The problem is that the kernel module probes the drives for temp data so the truenas GUI can display them in the reporting tab. And that probing causes disks to wake up

1 Like

@T13nou which version of Truenas are you running?

Version:

25.10.1 - Goldeye

On what pool is your system dataset?

On the boot-pool (2 SSD mirroring)

One interesting thing is that it wakes up every 1h30 precisely.

It feels like a rolling process is occuring.

I’ve disabled SMB and NFS shares and it’s the same, still waking up every 1h30.

All my snapshots are scheduled to happen once a day at night.

I’ve got one replication PULL from off site TrueNAS server and also happens one a day at night.

When it happens it’s really really read and write, like a control check or something like that

The only cron job I have is related to smart and not runs that often

And finally on my SlowPool, I’ve got no shares activated (neither SMB or NFS)

Maybe it is this that causes it?

Not sure that polling is enough to wake up drives, but the 1h30 would fit…

1 Like

Wow thanks ! it feels like 90 minutes, is exactly my case… Now I’ll need to find out how to increase this polling :slight_smile:

As far as I understand it, it’s a hard coded backup process that can’t be changed/edited

That 90min is the smartctl polling job, but that is not the only thing awaking disks without actual use.

Before 25.10 that could be set to not awake disks in standby with the power mode option: S.M.A.R.T. Service Screen | TrueNAS Documentation Hub
But that option was removed from 25.10.

See HDD Sleep/Spindown/Standby - #71 by ark for a patch that solves the known related issues with 25.10.
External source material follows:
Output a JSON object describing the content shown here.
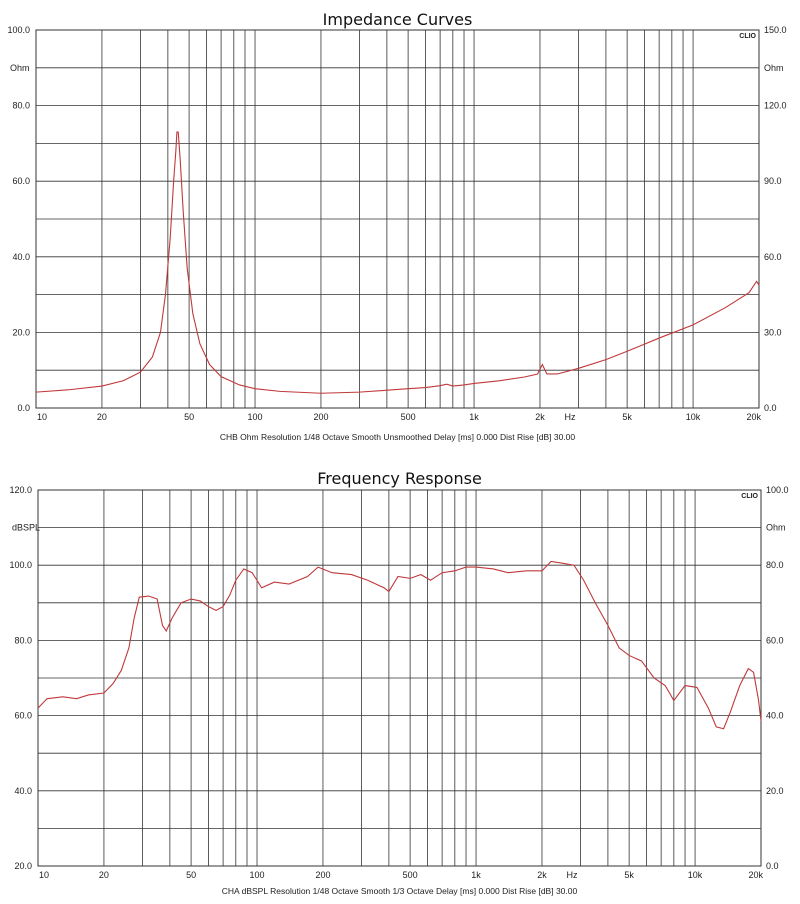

I have similar setup with EXOS drives and with the patch they only wake up when I use data from there or during scrubs.

2 Likes

Works perfectly :smile: I’ve applied the patch and got a spin down all the time except during backups of course thanks @ark ! Does it still work with new update ?

Yes, same patch file works up to 25.10.3.

None of the affected python files changed with the updates to 25.10.
26 will probably need a new patch file, will check that when GA is released.

And it needs to be reapplied after update or I don’t touch anything ?

Yes, every time you update you need to redo the patch after rebooting, because each update has it own copy of the files.

You can see the different copies with “zfs list | grep ROOT”.